No mesmo artigo assinalei que tanto o aumento como a diminuição das rendas provocavam expectativas que alimentavam a instabilidade social e política. A surpresa é que o aumento das rendas das pessoas nos países pobres seja uma fonte de instabilidade.
Em meu artigo de 2011, também alertei que, “inevitavelmente, alguns políticos nos países mais ricos aproveitarão esse descontentamento para culpar o apogeu de outras nações pela deterioração econômica”. E finalizei com o prognóstico de que “as consequências internacionais ainda não são óbvias. Mas serão”. Bem, lamentavelmente, já são.
Nestes tempos de Brexit, Donald Trump, Marine Le Pen e outras surpresas políticas, proliferam as análises que tentam decifrar as forças que nutrem “A Grande Fúria”, a profunda insatisfação que leva os eleitores a escolherem qualquer um que não se pareça “com os de antes”.
A globalização, a imigração, a automatização, a desigualdade, o nacionalismo e o racismo são apenas algumas das causas que mais comumente são mencionadas para explicar “A Grande Fúria”. Mas o que chama a atenção é que as análises não incluem em sua explicação o que está acontecendo na Ásia, na América Latina ou na África.
Novamente, a narrativa predominante trata como se fosse mundial um fenômeno regional que ocorre principalmente na América do Norte e no Velho Continente. As análises ignoram que a classe média – que na Europa e nos EUA luta para não perder sua proeminência econômica, social e política – está em pleno apogeu no resto do mundo. Para uma família na Índia que pela primeira vez tem uma renda que lhe permite ter remédios, casa, carro, televisão, telefones inteligentes e alguma poupança, a defesa da supremacia branca que motivou muitos americanos a votar em Donald Trump é incompreensível.
Cálculos.
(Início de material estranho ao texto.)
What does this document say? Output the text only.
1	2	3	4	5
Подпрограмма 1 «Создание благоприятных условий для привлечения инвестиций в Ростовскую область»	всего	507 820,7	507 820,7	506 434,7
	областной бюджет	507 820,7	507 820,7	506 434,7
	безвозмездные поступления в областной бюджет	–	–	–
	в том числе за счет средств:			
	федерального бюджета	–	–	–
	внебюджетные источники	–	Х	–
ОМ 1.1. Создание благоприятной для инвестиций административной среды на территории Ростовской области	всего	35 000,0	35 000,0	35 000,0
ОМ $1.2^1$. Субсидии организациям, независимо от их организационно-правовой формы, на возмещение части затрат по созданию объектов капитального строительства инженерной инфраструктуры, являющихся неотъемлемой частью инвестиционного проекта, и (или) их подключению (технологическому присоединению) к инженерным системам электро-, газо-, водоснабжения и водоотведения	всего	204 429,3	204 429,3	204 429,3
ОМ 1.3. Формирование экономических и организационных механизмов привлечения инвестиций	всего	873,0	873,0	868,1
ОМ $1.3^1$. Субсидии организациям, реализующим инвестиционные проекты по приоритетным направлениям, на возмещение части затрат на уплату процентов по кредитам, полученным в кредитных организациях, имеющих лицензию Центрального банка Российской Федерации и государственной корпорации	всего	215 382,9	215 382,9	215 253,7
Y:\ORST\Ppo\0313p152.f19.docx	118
O crescimento da classe média em países pobres é a principal revelação de um importante estudo que acaba de ser publicado por Homi Kharas, um dos mais respeitados estudiosos das classes médias do mundo.
Seus cálculos indicam que hoje 3,2 bilhões de pessoas fazem parte da classe média global, ou seja, 42% da população total. Para esses cálculos, os pesquisadores e instituições como o Banco Mundial definem como classe média as pessoas com rendimentos diários entre US$ 11 e US$ 110. A classe média veio crescendo rapidamente, mas em ritmos diferentes. Enquanto em EUA, Europa e Japão ela cresce 0,5% anualmente, na China e na Índia ela aumenta 6% a cada ano.
Globalmente, a classe média aumenta 160 milhões de pessoas por ano e, se continuar nesse ritmo, em pouco tempo a maioria da humanidade viverá, pela primeira vez na história, em lares de classe média ou mais. Embora as classes médias sejam hoje mais numerosas do que nunca em países como Nigéria, Senegal, Peru ou Chile, sua expansão é um fenômeno primordialmente asiático. Segundo Kharas, a esmagadora maioria (88%) dos bilhões de pessoas que farão parte da classe média que surgirá nos próximos anos viverá na Ásia.
Cobranças. O impacto econômico de tudo isso é enorme. O consumo da classe média em países de menor renda cresce 4% ao ano e já equivale a um terço do total da economia global. Naturalmente, as mudanças que a classe média está experimentando trazem importantes consequências políticas.
Na Europa e nos EUA, essas consequências já são vistas nos resultados das eleições, nos referendos e na proliferação de candidatos improváveis que promovem agendas inéditas.
Nos países de menor renda onde a classe média cresce a grande velocidade, crescem rapidamente também as expectativas e exigências. Esses novos protagonistas sociais mais tecnologicamente conectados, com mais poder aquisitivo, mais educação, informação e consciência de seus direitos são uma fonte de pressões imensas sobre governos que não têm a capacidade de satisfazer essas expectativas.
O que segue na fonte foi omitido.